Ключевые слова: идеальный герой, идеальное государство, национальная идентификация, рели-
гия, вера.
Одним из основных различий элитарной и массовой литературы является изначальное авторское целеполагание: письмо как необходимость художественного осмысления и постижения мира и письмо как средство достижения успеха. Б.Акунин, автор, вот уже полтора десятилетия занимающий одну из первых строчек рейтинга мидллитературы, назвал себя писателем только однажды - в момент выхода в свет романа «Аристономия». Автор блога «Любовь к истории», обращаясь к своим постоянным читателям («членам благородного собрания»), в посте от 22 мая 2012 г. констатирует: «И только теперь, на пятьдесят шестом году жизни, на шестнадцатом году сочинительства я стал писателем.

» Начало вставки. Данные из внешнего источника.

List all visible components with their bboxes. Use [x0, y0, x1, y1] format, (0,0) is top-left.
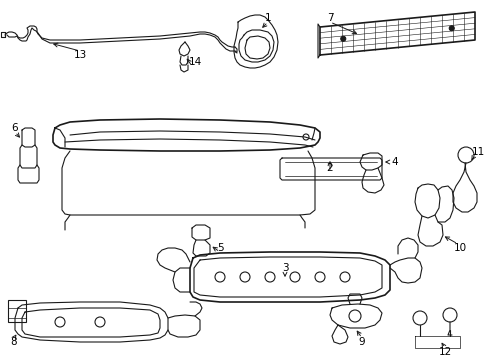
- Text: 13: 13: [73, 50, 86, 60]
- Text: 6: 6: [12, 123, 18, 133]
- Text: 4: 4: [391, 157, 398, 167]
- Text: 5: 5: [216, 243, 223, 253]
- Text: 9: 9: [358, 337, 365, 347]
- Text: 1: 1: [264, 13, 271, 23]
- Text: 3: 3: [281, 263, 288, 273]
- Text: 14: 14: [188, 57, 201, 67]
- Text: 8: 8: [11, 337, 17, 347]
- Bar: [8, 300, 26, 322]
- Text: 12: 12: [437, 347, 451, 357]
- Circle shape: [340, 36, 345, 41]
- Circle shape: [448, 26, 453, 31]
- Text: 11: 11: [470, 147, 484, 157]
- Text: 10: 10: [452, 243, 466, 253]
- Text: 2: 2: [326, 163, 333, 173]
- Text: 7: 7: [326, 13, 333, 23]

Потому что написал первый серьезный роман» [1]. До этого момента Б.Акунин определял свой профессиональный статус по-разному: литератор, историк, эссеист, автор исторических детективов, детективщик, автор литературных проектов, но чаще всего - беллетрист. В блоге Б.Акунин объясняет возможность называться писателем только тем, что «Аристономия» была написана не ради читателей, а ради себя, не ради читательского успеха, а ради необходимости разобраться в серьезных проблемах бытия и события. В этом случае книга может быть хорошей или плохой, но ее автор все равно имеет право называться писателем. А вот беллетрист, креа-тивщик, детективщик не имеет права создать некачественный для потребителя продукт. При всей эпатажности заявления в нем есть доля истины, о чем свидетельствуют творческие неудачи, сопровождающие почти каждого крупного писателя и являющиеся константной характеристикой процессуальности элитарной литературы. Беллетрист не имеет право на неудачу, поскольку, по инерции или по привычке приобретя две-три книги и убедившись, что «такой-то стал не тот», читатель «уйдет» к другому автору, что ни
в коем случае не происходит с писателем «серьезной» литературы [2].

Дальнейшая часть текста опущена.